The recent floods highlight the fact that South Africa is vulnerable to its own set of natural disasters with the potential to disrupt businesses quite substantially. Flooding is a periodic danger in many parts of the country, including Gauteng and the Western Cape, while other natural disasters like water shortages owing to drought, wind and hail damage must be factored into sustainability planning, says Cindy Bodenstein, marketing manager of ContinuitySA.
“Compared to many other parts of the world, South Africa does has a relatively benign climate, but disasters do occur and can have devastating effects on businesses, as the recent floods have reminded us,” she says. “Even a fairly localised climatic event can put an unprepared company out of business; responsible companies and their boards must factor natural disasters into their scenario planning to ensure staff safety in the event of a natural disaster, but also to ensure that the business has robust contingency plans to recover as quickly as possible.”
Bodenstein also says that local companies must not forget that they are increasingly part of global supply chains, and so are affected by the impact of natural disasters elsewhere.”

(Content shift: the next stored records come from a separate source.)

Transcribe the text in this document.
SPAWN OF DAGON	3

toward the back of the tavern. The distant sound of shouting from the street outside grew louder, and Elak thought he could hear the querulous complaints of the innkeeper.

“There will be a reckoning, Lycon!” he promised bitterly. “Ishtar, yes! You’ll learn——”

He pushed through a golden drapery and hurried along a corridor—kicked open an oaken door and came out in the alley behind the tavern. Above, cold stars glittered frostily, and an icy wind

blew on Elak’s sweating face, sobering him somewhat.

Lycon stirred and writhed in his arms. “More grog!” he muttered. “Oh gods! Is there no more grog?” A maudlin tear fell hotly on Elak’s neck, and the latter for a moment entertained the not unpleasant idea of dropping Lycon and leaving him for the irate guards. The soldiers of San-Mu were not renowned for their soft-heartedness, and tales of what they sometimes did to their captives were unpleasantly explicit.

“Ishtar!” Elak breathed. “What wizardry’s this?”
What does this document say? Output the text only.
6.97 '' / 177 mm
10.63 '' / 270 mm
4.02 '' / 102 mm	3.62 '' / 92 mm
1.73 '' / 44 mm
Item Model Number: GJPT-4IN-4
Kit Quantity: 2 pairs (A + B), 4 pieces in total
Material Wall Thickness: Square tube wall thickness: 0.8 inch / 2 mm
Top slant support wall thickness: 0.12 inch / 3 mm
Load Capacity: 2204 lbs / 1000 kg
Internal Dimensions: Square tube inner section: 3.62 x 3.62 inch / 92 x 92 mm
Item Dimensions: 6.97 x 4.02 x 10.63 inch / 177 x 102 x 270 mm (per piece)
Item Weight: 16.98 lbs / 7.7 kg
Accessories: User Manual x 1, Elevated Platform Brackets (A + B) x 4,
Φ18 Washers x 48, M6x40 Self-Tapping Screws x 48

For example, the tsunami that hit Japan in 2011 did not only devastate that country, it meant that many Japanese factories could not supply components needed in international supply chains, automotive and electronics companies were particularly hard hit. The massive hurricanes in the United States this year have affected certain supply chains as well.
Planning an emergency response to a flood, hurricane or similar event is obviously critical, but it is even more important that companies factor natural disasters into a comprehensive business continuity management plan.
“Business continuity management is a much more comprehensive process that aims to identify and prioritise risks in terms of their potential impact on business processes, and put mitigation and recovery strategies in place,” she says. “Coping with the disaster is just the start, you have to know how to get the business back up and running in the shortest time possible, and only business continuity management can do that.”